My recent “Invitation to the Rest of Your Life Trip” in Tuscany wasn’t what any of us expected—not me or the ladies who joined me. No one could have foreseen that early the morning of day three, I would get horribly sick at the villa, unable to be more than ten feet away from the bathroom, but that was only the beginning.
I wound up being taken to a hospital in Florence, Italy, and eventually returning to the U.S. with the aid of wheelchairs at each of the airports.
There’s nothing obvious that caused my system to unravel the way it did. The doctor who was called to the villa said it could be viral and I might be contagious, although, with explosive, uncontrollable diarrhea, no one had to worry about me being around other people. He wrote four prescriptions—none of which began to help, even moderately, until three days later.
By the last day of our trip, I was weak, I’d had a rapid heartbeat for days, and I felt like I was dealing with more than diarrhea. When I called my doctor at home, he guessed that aside from whatever got me, I’d probably lost eight liters of water plus electrolytes. He urged me to check myself into a hospital in Florence.
I was taken by ambulance to the ‘oldest still functioning hospital in the world,’ Santa Maria, Nuova. Built in 1288, it’s the hospital where they take indigents, people off the street, and old people without means who are near death, and I can attest to this because they were all around me.
The hospital staff had no sense of urgency, and after they checked me in, they left me on a gurney in the hallway for three hours while I tried not to pass out. To their credit, they did a scan of my abdomen, an EKG, a Covid test, and some blood tests. In between each of the nurse’s five attempts to find a vein, he would pause to eat another chocolate truffle, and no, he didn’t wash his hands, and he wasn’t wearing gloves.
A few years ago a girlfriend was taken by ambulance to the same hospital in Florence for a different reason.
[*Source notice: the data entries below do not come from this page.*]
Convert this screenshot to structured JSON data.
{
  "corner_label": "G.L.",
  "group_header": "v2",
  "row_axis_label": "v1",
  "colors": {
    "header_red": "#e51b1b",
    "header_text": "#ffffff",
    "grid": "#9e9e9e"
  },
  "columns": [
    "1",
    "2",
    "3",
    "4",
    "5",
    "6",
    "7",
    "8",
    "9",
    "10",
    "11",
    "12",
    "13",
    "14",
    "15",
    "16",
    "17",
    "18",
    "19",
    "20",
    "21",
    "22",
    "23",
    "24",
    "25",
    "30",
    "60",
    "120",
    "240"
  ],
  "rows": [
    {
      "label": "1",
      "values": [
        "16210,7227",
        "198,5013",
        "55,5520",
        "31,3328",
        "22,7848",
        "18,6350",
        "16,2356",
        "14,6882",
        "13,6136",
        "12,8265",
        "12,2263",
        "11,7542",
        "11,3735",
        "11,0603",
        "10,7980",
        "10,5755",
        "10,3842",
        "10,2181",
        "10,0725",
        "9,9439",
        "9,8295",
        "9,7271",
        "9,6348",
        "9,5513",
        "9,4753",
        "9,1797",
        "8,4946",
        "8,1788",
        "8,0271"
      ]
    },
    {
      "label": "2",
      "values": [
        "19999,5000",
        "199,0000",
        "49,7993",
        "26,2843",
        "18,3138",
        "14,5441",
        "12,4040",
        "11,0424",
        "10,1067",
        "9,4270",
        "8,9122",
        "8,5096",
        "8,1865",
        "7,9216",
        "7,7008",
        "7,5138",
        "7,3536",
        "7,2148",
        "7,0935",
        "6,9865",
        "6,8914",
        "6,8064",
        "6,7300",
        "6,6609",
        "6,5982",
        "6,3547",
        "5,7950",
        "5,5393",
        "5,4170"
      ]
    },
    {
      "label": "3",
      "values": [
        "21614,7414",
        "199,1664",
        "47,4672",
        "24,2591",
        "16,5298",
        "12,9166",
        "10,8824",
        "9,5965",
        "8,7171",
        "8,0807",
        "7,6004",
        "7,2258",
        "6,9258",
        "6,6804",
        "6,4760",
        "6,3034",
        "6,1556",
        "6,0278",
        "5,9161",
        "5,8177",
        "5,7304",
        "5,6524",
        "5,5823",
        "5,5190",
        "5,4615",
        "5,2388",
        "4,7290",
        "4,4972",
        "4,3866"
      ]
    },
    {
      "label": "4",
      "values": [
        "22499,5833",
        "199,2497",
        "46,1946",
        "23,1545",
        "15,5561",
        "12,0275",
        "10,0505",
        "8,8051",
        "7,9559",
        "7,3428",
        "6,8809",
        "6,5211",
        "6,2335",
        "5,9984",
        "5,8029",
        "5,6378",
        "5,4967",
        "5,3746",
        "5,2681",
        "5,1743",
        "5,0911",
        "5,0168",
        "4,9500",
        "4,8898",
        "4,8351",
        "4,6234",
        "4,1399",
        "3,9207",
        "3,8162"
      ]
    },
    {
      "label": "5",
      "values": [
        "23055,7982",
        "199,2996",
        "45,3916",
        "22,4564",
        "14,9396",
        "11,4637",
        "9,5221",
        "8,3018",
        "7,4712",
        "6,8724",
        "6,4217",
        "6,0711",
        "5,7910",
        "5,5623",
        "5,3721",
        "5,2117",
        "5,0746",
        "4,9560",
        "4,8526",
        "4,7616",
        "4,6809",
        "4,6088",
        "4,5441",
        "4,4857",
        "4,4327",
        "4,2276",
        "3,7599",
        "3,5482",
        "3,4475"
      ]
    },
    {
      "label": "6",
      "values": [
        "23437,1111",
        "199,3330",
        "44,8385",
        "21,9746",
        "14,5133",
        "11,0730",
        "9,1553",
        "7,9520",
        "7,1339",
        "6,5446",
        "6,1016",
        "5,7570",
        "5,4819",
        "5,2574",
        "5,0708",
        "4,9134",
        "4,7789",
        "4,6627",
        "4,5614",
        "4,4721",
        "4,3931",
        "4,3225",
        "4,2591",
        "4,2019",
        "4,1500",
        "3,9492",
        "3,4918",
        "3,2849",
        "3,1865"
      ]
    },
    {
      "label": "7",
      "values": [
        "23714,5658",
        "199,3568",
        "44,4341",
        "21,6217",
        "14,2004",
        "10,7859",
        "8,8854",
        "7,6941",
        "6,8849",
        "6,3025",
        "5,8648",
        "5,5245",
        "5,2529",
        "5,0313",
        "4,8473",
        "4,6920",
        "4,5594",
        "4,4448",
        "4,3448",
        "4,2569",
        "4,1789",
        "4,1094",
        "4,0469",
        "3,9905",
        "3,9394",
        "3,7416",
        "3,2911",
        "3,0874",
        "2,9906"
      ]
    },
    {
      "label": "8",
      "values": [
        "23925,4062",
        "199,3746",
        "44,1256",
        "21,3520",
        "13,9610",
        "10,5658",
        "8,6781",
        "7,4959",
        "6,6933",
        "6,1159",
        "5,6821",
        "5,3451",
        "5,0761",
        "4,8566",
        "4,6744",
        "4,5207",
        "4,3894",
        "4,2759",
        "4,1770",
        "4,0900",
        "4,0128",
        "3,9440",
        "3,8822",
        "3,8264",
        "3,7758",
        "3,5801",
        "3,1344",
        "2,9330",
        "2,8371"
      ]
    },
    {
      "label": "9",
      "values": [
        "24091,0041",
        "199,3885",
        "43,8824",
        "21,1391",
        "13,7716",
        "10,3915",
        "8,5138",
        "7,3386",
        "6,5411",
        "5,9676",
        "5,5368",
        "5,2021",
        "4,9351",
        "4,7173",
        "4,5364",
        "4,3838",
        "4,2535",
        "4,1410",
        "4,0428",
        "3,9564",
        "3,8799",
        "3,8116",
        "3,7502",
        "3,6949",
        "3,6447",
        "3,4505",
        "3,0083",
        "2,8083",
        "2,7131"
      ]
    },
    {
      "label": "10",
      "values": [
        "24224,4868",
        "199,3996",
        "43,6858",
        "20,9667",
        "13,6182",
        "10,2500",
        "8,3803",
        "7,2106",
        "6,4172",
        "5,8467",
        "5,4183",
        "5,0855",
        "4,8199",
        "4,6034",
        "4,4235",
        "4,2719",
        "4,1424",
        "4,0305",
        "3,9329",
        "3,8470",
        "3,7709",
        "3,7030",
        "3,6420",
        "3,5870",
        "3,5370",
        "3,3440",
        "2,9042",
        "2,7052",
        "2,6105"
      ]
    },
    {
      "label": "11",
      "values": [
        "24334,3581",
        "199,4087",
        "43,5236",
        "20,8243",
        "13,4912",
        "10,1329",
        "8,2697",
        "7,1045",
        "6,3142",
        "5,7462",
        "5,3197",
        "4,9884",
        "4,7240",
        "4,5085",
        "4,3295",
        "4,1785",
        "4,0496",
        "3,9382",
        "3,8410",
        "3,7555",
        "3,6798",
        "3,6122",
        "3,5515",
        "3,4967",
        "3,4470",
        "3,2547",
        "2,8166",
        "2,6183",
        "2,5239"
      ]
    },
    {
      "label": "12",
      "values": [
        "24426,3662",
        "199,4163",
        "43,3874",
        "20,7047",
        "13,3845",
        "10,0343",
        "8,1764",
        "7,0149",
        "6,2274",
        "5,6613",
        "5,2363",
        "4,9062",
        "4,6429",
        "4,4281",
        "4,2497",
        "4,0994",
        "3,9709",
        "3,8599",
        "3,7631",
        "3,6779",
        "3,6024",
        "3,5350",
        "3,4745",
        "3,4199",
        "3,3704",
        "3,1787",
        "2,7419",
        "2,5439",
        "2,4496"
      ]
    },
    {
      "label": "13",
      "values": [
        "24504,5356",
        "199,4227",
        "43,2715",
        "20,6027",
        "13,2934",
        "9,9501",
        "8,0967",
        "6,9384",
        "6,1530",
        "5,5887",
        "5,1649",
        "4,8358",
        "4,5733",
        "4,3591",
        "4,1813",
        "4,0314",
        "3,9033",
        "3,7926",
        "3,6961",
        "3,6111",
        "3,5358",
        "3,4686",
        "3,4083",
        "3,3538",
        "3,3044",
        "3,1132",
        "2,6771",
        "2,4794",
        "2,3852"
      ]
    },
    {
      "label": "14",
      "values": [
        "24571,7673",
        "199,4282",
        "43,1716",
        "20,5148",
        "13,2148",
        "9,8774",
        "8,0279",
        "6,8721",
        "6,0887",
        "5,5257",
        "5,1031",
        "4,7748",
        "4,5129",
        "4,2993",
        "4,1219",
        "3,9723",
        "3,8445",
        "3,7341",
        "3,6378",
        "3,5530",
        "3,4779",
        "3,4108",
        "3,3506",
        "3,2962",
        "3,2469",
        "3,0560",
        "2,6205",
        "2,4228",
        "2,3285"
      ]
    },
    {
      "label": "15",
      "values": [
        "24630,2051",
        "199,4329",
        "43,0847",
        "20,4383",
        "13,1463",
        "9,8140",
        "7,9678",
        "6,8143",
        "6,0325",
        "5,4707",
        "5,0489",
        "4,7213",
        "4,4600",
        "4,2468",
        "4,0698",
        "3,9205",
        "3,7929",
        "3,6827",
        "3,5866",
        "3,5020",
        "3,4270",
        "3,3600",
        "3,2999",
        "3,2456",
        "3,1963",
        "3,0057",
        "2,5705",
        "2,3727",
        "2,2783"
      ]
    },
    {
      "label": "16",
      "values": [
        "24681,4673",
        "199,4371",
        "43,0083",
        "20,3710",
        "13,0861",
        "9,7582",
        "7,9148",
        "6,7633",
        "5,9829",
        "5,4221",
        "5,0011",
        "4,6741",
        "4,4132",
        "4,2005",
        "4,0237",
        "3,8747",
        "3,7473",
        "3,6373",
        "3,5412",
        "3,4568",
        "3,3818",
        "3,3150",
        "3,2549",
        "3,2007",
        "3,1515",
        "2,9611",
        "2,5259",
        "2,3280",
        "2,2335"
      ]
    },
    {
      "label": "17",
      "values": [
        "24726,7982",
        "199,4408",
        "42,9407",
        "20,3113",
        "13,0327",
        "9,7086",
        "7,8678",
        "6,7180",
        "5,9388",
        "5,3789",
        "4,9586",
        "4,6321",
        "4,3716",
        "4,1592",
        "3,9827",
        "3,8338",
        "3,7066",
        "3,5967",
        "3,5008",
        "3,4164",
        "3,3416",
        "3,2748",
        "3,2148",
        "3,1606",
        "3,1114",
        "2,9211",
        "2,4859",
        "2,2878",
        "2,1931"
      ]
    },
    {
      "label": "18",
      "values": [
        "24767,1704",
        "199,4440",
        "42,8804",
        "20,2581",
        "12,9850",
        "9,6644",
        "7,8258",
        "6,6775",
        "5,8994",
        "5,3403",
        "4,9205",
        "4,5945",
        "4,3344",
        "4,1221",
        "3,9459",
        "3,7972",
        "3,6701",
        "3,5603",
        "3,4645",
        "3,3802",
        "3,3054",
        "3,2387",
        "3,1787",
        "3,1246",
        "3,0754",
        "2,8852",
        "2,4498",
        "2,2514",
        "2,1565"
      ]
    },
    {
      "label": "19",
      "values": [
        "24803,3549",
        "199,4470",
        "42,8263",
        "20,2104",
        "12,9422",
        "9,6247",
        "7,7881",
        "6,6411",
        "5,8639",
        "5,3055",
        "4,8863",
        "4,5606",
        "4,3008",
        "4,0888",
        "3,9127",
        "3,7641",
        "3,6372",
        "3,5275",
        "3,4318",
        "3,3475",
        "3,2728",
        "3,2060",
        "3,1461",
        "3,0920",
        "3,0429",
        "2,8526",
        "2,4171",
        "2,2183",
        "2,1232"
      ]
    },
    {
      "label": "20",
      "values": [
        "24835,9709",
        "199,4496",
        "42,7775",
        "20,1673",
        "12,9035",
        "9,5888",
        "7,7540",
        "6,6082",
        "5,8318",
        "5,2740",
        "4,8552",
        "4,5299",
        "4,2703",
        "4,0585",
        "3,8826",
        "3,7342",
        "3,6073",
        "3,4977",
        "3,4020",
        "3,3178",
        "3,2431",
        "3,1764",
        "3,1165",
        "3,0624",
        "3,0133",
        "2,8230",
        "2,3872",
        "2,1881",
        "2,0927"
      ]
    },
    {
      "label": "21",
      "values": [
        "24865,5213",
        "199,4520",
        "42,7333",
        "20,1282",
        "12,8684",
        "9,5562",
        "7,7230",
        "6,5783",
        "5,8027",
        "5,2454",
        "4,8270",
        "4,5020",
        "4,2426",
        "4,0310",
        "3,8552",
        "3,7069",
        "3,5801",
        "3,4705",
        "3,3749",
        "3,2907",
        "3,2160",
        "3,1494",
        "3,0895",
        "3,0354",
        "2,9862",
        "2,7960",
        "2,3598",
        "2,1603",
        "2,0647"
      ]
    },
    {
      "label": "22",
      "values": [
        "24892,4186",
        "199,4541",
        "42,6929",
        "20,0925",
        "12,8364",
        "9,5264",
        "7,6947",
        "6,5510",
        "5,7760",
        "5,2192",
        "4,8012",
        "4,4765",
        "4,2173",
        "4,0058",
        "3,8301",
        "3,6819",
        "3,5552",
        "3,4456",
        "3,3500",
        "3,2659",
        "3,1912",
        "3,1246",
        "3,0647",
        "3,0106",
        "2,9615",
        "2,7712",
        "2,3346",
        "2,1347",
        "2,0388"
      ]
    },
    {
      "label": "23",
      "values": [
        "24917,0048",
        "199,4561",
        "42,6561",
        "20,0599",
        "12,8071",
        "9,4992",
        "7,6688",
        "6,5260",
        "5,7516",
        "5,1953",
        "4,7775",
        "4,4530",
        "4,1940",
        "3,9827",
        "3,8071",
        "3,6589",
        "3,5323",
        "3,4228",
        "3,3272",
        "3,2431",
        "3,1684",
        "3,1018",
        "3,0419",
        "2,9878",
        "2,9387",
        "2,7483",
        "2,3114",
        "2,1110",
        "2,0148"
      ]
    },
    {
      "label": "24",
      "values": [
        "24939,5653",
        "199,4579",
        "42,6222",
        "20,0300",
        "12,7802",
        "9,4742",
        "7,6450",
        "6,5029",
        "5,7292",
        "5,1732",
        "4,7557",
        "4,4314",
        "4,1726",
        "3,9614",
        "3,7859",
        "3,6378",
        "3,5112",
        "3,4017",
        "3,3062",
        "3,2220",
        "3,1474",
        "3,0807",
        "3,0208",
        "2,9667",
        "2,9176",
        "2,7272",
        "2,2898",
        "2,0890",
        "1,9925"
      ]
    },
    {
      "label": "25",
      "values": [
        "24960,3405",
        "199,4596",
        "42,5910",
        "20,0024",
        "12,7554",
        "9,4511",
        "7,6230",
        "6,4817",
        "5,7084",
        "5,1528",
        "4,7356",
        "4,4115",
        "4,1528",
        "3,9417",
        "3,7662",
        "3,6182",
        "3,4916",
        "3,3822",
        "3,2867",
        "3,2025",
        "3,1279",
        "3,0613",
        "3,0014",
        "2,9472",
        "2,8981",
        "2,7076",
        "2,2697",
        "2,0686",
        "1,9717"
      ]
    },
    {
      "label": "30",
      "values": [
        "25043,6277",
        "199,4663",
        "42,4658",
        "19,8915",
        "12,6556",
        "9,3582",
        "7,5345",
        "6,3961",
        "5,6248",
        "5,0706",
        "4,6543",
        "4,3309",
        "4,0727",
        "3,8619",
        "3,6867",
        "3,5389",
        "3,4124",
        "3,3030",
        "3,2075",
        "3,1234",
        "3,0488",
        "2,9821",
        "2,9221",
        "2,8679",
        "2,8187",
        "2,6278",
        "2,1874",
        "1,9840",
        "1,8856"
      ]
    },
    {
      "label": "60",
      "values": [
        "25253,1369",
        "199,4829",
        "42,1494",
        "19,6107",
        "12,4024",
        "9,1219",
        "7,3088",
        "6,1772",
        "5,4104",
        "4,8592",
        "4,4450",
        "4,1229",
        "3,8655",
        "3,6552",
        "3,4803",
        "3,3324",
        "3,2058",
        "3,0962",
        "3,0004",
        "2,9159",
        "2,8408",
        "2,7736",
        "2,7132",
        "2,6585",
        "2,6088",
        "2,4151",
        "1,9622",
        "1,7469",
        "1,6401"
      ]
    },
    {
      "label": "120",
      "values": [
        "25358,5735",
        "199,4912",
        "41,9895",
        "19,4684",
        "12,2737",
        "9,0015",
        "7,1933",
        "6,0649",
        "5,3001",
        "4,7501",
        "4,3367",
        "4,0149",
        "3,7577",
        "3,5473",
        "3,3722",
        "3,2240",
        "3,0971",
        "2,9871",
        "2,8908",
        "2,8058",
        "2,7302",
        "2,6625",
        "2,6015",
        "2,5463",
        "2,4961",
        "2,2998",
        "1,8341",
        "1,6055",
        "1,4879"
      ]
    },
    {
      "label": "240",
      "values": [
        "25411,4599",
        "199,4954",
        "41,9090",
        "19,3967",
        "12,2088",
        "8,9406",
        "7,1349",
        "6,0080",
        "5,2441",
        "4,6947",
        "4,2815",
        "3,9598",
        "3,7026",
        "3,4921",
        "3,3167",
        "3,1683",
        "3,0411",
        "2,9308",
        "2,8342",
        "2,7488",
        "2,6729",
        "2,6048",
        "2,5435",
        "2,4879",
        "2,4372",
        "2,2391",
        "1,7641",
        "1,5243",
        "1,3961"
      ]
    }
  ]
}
Her scary experience there was almost identical to mine, and as I was lying on a gurney in the hallway for three hours, being totally ignored, she texted, “Same ambulance? Same hallway? Same gurney?” Thank goodness for friends with a sense of humor!
After five hours, they began giving me IV fluids, and when I left, I was given four more prescriptions—two were different antibiotics—and told I couldn’t leave Florence for four days and I couldn’t walk around the city. I stayed in bed and ate bread, bananas, and potatoes, and drank two liters of water a day. That’s when my esophagus started spasming… I’ll spare you.
Once home, I saw my doctor who gave me two more prescriptions: a potassium supplement to replace what I’d lost and another for the esophagus. The bread, potatoes, and bananas continued for another week and even now, 27 days out from my initial problem, I’m unable to resume a normal diet until June 15. My doctor also said I shouldn’t be surprised if four to six months from now, I lose some of my hair. So far, I’ve lost eight pounds. I don’t remember ever being this sick, and to go through much of it alone, in another country where you don’t speak the language… I wouldn’t wish this on anyone.
While the trip didn’t go as anyone hoped, the nine ladies traveled to the places on the itinerary. They shopped and ate pasta and bonded and formed genuine friendships with one another, and for that, I’m glad. I was the common denominator that brought them all together, but in the end, I’m sad to say I was the outsider.